Kebetulan saat itu ada tokoh masyarakat di sekitar wilayah tersebut yang siap menjadi pengepul. Sebab bila hanya sebatas memberi akses untuk memilah sampah tapi hasil pengumpulan sampah mereka tidak ada yang menampung, cukup kesulitan untuk menjualnya terlalu jauh ke wilayah lain.
Dengan begitu, sejumkah kepala keluarga yang semula mengandalkan pendapatan dengan menjadi pekerja galian c. Minimalnya punya penghasilan alternatif untuk memenuhi kebutuhan sehari-hari keluarganya.
“Ya lumayan mereka dapat untuk penghasilan sehari-hari. Dapatnya berapa, tergantung jumlah kiloan sampah daur ulang yang bisa dijual kepada pengepul,” tuturnya.
Terkait kemungkinan adanya rencana penambahan jumlah warga yang bisa diijinkan memilah sampah di TPA, Syukur mengungkapkan, hal tersebut bisa saja terjadi. Hanya saja kendalanya adalah kesiapan pengepul untuk menampungnya.
Bila lebih banyak sampah dari ulang yang bisa dikumpulkan warga tapi pengepulnya kapasitas modalnya terbatas, hal tersebut juga bukan menjadi solusi.
“Pengepulnya kalau untuk sekarang masih terbatas, ada seorang pengepul besar, namanya H Majenang. Kalau lebih banyak pengepul besar yang siap menampung sampah daur ulang yang dipilah warga, ya silahkan saja,” imbuhnya.
Berdasarkan sejumlah data yang dihimpun Radar Cirebon, sedikitnya 491.273 meter persegi luas lahan bekas penambangan pasir. Kemudian 245.785 meter persegi dalam status aktif dilakukan penambangan, terutama manual.
Dari observasi yang dilakukan, dalam setiap harinya terdapat 170 ritasi pengangkutan pasir dengan 193 warga yang menggantungkan hidup dari aktivitas galian.
Yang tidak kalah pelik adalah kepemilikan lahan galian c baik yang masih aktif maupun tidak. Terdapat sekitar 137 pemilik lahan kritis. Pemerintah tentu tidak bisa membuat perencanaan maupun penataan di lahan-lahan milik perorangan.
Mengacu ke konsep tribina, mestinya tahun ini Pemerintah Kota Cirebon sudah melakukan penyusunan aturan, insentif dan disinsentif kawasan. Dengan demikian ada kejelasan terkait penanganan lahan kritis. Juga selangkah lebih nyata dalam upaya penataan dan pemanfaatan lahan baik untuk wisata maupun keperluan lainnya.

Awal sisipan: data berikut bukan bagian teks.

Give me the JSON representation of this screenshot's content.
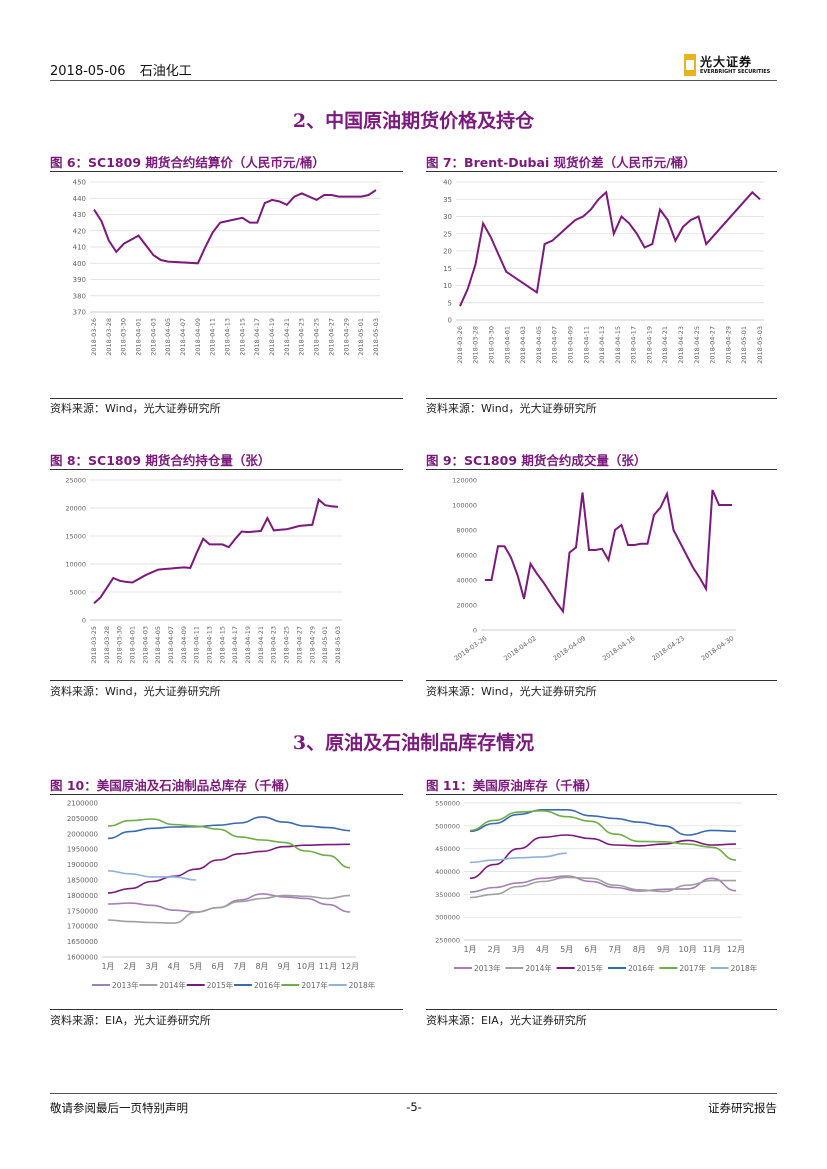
{
  "header": {
    "date": "2018-05-06",
    "category": "石油化工",
    "logo_cn": "光大证券",
    "logo_en": "EVERBRIGHT SECURITIES"
  },
  "sections": [
    {
      "title": "2、中国原油期货价格及持仓"
    },
    {
      "title": "3、原油及石油制品库存情况"
    }
  ],
  "figures": [
    {
      "label": "图 6：SC1809 期货合约结算价（人民币元/桶）",
      "source": "资料来源：Wind，光大证券研究所"
    },
    {
      "label": "图 7：Brent-Dubai 现货价差（人民币元/桶）",
      "source": "资料来源：Wind，光大证券研究所"
    },
    {
      "label": "图 8：SC1809 期货合约持仓量（张）",
      "source": "资料来源：Wind，光大证券研究所"
    },
    {
      "label": "图 9：SC1809 期货合约成交量（张）",
      "source": "资料来源：Wind，光大证券研究所"
    },
    {
      "label": "图 10：美国原油及石油制品总库存（千桶）",
      "source": "资料来源：EIA，光大证券研究所"
    },
    {
      "label": "图 11：美国原油库存（千桶）",
      "source": "资料来源：EIA，光大证券研究所"
    }
  ],
  "footer": {
    "left": "敬请参阅最后一页特别声明",
    "center": "-5-",
    "right": "证券研究报告"
  },
  "chart_data": [
    {
      "type": "line",
      "color": "#7b1a7c",
      "ylim": [
        370,
        450
      ],
      "yticks": [
        "450",
        "440",
        "430",
        "420",
        "410",
        "400",
        "390",
        "380",
        "370"
      ],
      "xticks": [
        "2018-03-26",
        "2018-03-28",
        "2018-03-30",
        "2018-04-01",
        "2018-04-03",
        "2018-04-05",
        "2018-04-07",
        "2018-04-09",
        "2018-04-11",
        "2018-04-13",
        "2018-04-15",
        "2018-04-17",
        "2018-04-19",
        "2018-04-21",
        "2018-04-23",
        "2018-04-25",
        "2018-04-27",
        "2018-04-29",
        "2018-05-01",
        "2018-05-03"
      ],
      "x": [
        0,
        1,
        2,
        3,
        4,
        6,
        8,
        9,
        10,
        14,
        15,
        16,
        17,
        18,
        19,
        20,
        21,
        22,
        23,
        24,
        25,
        26,
        27,
        28,
        30,
        31,
        32,
        33,
        35,
        36,
        37,
        38
      ],
      "values": [
        433,
        426,
        414,
        407,
        412,
        417,
        405,
        402,
        401,
        400,
        410,
        419,
        425,
        426,
        427,
        428,
        425,
        425,
        437,
        439,
        438,
        436,
        441,
        443,
        439,
        442,
        442,
        441,
        441,
        441,
        442,
        445
      ]
    },
    {
      "type": "line",
      "color": "#7b1a7c",
      "ylim": [
        0,
        40
      ],
      "yticks": [
        "40",
        "35",
        "30",
        "25",
        "20",
        "15",
        "10",
        "5",
        "0"
      ],
      "xticks": [
        "2018-03-26",
        "2018-03-28",
        "2018-03-30",
        "2018-04-01",
        "2018-04-03",
        "2018-04-05",
        "2018-04-07",
        "2018-04-09",
        "2018-04-11",
        "2018-04-13",
        "2018-04-15",
        "2018-04-17",
        "2018-04-19",
        "2018-04-21",
        "2018-04-23",
        "2018-04-25",
        "2018-04-27",
        "2018-04-29",
        "2018-05-01",
        "2018-05-03"
      ],
      "x": [
        0,
        1,
        2,
        3,
        4,
        5,
        6,
        10,
        11,
        12,
        13,
        14,
        15,
        16,
        17,
        18,
        19,
        20,
        21,
        22,
        23,
        24,
        25,
        26,
        27,
        28,
        29,
        30,
        31,
        32,
        38,
        39
      ],
      "values": [
        4,
        9,
        16,
        28,
        24,
        19,
        14,
        8,
        22,
        23,
        25,
        27,
        29,
        30,
        32,
        35,
        37,
        25,
        30,
        28,
        25,
        21,
        22,
        32,
        29,
        23,
        27,
        29,
        30,
        22,
        37,
        35
      ]
    },
    {
      "type": "line",
      "color": "#7b1a7c",
      "ylim": [
        0,
        25000
      ],
      "yticks": [
        "25000",
        "20000",
        "15000",
        "10000",
        "5000",
        "0"
      ],
      "xticks": [
        "2018-03-25",
        "2018-03-28",
        "2018-03-30",
        "2018-04-01",
        "2018-04-03",
        "2018-04-05",
        "2018-04-07",
        "2018-04-09",
        "2018-04-11",
        "2018-04-13",
        "2018-04-15",
        "2018-04-17",
        "2018-04-19",
        "2018-04-21",
        "2018-04-23",
        "2018-04-25",
        "2018-04-27",
        "2018-04-29",
        "2018-05-01",
        "2018-05-03"
      ],
      "x": [
        0,
        1,
        3,
        4,
        5,
        6,
        8,
        10,
        11,
        12,
        13,
        14,
        15,
        16,
        17,
        18,
        19,
        20,
        21,
        22,
        23,
        24,
        25,
        26,
        27,
        28,
        29,
        30,
        31,
        32,
        34,
        35,
        36,
        37,
        38
      ],
      "values": [
        3000,
        4000,
        7500,
        7000,
        6800,
        6700,
        8000,
        9000,
        9100,
        9200,
        9300,
        9400,
        9300,
        12000,
        14500,
        13500,
        13500,
        13500,
        13000,
        14500,
        15800,
        15700,
        15800,
        15900,
        18200,
        16000,
        16100,
        16200,
        16500,
        16800,
        17000,
        21500,
        20500,
        20300,
        20200
      ]
    },
    {
      "type": "line",
      "color": "#7b1a7c",
      "ylim": [
        0,
        120000
      ],
      "yticks": [
        "120000",
        "100000",
        "80000",
        "60000",
        "40000",
        "20000",
        "0"
      ],
      "xticks": [
        "2018-03-26",
        "2018-04-02",
        "2018-04-09",
        "2018-04-16",
        "2018-04-23",
        "2018-04-30"
      ],
      "x": [
        0,
        1,
        2,
        3,
        4,
        5,
        6,
        7,
        8,
        9,
        10,
        11,
        12,
        13,
        14,
        15,
        16,
        17,
        18,
        19,
        20,
        21,
        22,
        23,
        24,
        25,
        26,
        27,
        28,
        29,
        30,
        31,
        32,
        33,
        34,
        35,
        36,
        37,
        38
      ],
      "values": [
        40000,
        40000,
        67000,
        67000,
        58000,
        44000,
        25000,
        53000,
        45000,
        38000,
        30000,
        22000,
        15000,
        62000,
        66000,
        110000,
        64000,
        64000,
        65000,
        56000,
        80000,
        84000,
        68000,
        68000,
        69000,
        69000,
        92000,
        98000,
        109000,
        80000,
        70000,
        60000,
        50000,
        42000,
        33000,
        112000,
        100000,
        100000,
        100000
      ]
    },
    {
      "type": "line",
      "ylim": [
        1600000,
        2100000
      ],
      "yticks": [
        "2100000",
        "2050000",
        "2000000",
        "1950000",
        "1900000",
        "1850000",
        "1800000",
        "1750000",
        "1700000",
        "1650000",
        "1600000"
      ],
      "xticks": [
        "1月",
        "2月",
        "3月",
        "4月",
        "5月",
        "6月",
        "7月",
        "8月",
        "9月",
        "10月",
        "11月",
        "12月"
      ],
      "legend_position": "bottom",
      "series": [
        {
          "name": "2013年",
          "color": "#a67db8",
          "values": [
            1772000,
            1775000,
            1768000,
            1752000,
            1746000,
            1760000,
            1785000,
            1805000,
            1795000,
            1790000,
            1770000,
            1746000
          ]
        },
        {
          "name": "2014年",
          "color": "#a0a0a0",
          "values": [
            1720000,
            1715000,
            1712000,
            1710000,
            1745000,
            1760000,
            1780000,
            1790000,
            1800000,
            1797000,
            1790000,
            1800000
          ]
        },
        {
          "name": "2015年",
          "color": "#7b1a7c",
          "values": [
            1808000,
            1822000,
            1845000,
            1862000,
            1885000,
            1915000,
            1935000,
            1943000,
            1958000,
            1963000,
            1965000,
            1966000
          ]
        },
        {
          "name": "2016年",
          "color": "#3a6ab2",
          "values": [
            1985000,
            2007000,
            2018000,
            2022000,
            2023000,
            2028000,
            2035000,
            2055000,
            2038000,
            2025000,
            2020000,
            2010000
          ]
        },
        {
          "name": "2017年",
          "color": "#6fad47",
          "values": [
            2025000,
            2043000,
            2048000,
            2030000,
            2025000,
            2015000,
            1990000,
            1980000,
            1972000,
            1944000,
            1930000,
            1890000
          ]
        },
        {
          "name": "2018年",
          "color": "#8fb2dc",
          "values": [
            1880000,
            1870000,
            1860000,
            1860000,
            1850000
          ]
        }
      ]
    },
    {
      "type": "line",
      "ylim": [
        250000,
        550000
      ],
      "yticks": [
        "550000",
        "500000",
        "450000",
        "400000",
        "350000",
        "300000",
        "250000"
      ],
      "xticks": [
        "1月",
        "2月",
        "3月",
        "4月",
        "5月",
        "6月",
        "7月",
        "8月",
        "9月",
        "10月",
        "11月",
        "12月"
      ],
      "legend_position": "bottom",
      "series": [
        {
          "name": "2013年",
          "color": "#a67db8",
          "values": [
            355000,
            365000,
            375000,
            385000,
            390000,
            378000,
            365000,
            357000,
            361000,
            362000,
            385000,
            358000
          ]
        },
        {
          "name": "2014年",
          "color": "#a0a0a0",
          "values": [
            343000,
            350000,
            367000,
            378000,
            387000,
            385000,
            370000,
            360000,
            356000,
            370000,
            380000,
            380000
          ]
        },
        {
          "name": "2015年",
          "color": "#7b1a7c",
          "values": [
            385000,
            415000,
            450000,
            475000,
            480000,
            472000,
            458000,
            456000,
            460000,
            468000,
            458000,
            460000
          ]
        },
        {
          "name": "2016年",
          "color": "#3a6ab2",
          "values": [
            488000,
            505000,
            525000,
            535000,
            535000,
            522000,
            516000,
            508000,
            500000,
            480000,
            490000,
            488000
          ]
        },
        {
          "name": "2017年",
          "color": "#6fad47",
          "values": [
            490000,
            512000,
            530000,
            533000,
            520000,
            510000,
            482000,
            466000,
            465000,
            460000,
            453000,
            425000
          ]
        },
        {
          "name": "2018年",
          "color": "#8fb2dc",
          "values": [
            420000,
            425000,
            430000,
            432000,
            440000
          ]
        }
      ]
    }
  ]
}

Terkait dengan pengembangan potensi wisata di Kelurahan Argasunya, optimalisasinya tersandung banyak hal. Kepala Bidang Penanaman Modal Dinas Penanaman Modal dan Pelayanan Terpadu Satu Pintu (DPMPTSP), Hanry David mengungkapkan, Kelurahan Argasunya sesungguhnya menjadi satu dari empat kawasan potensi unggulan yang ditawarkan kepada para investor.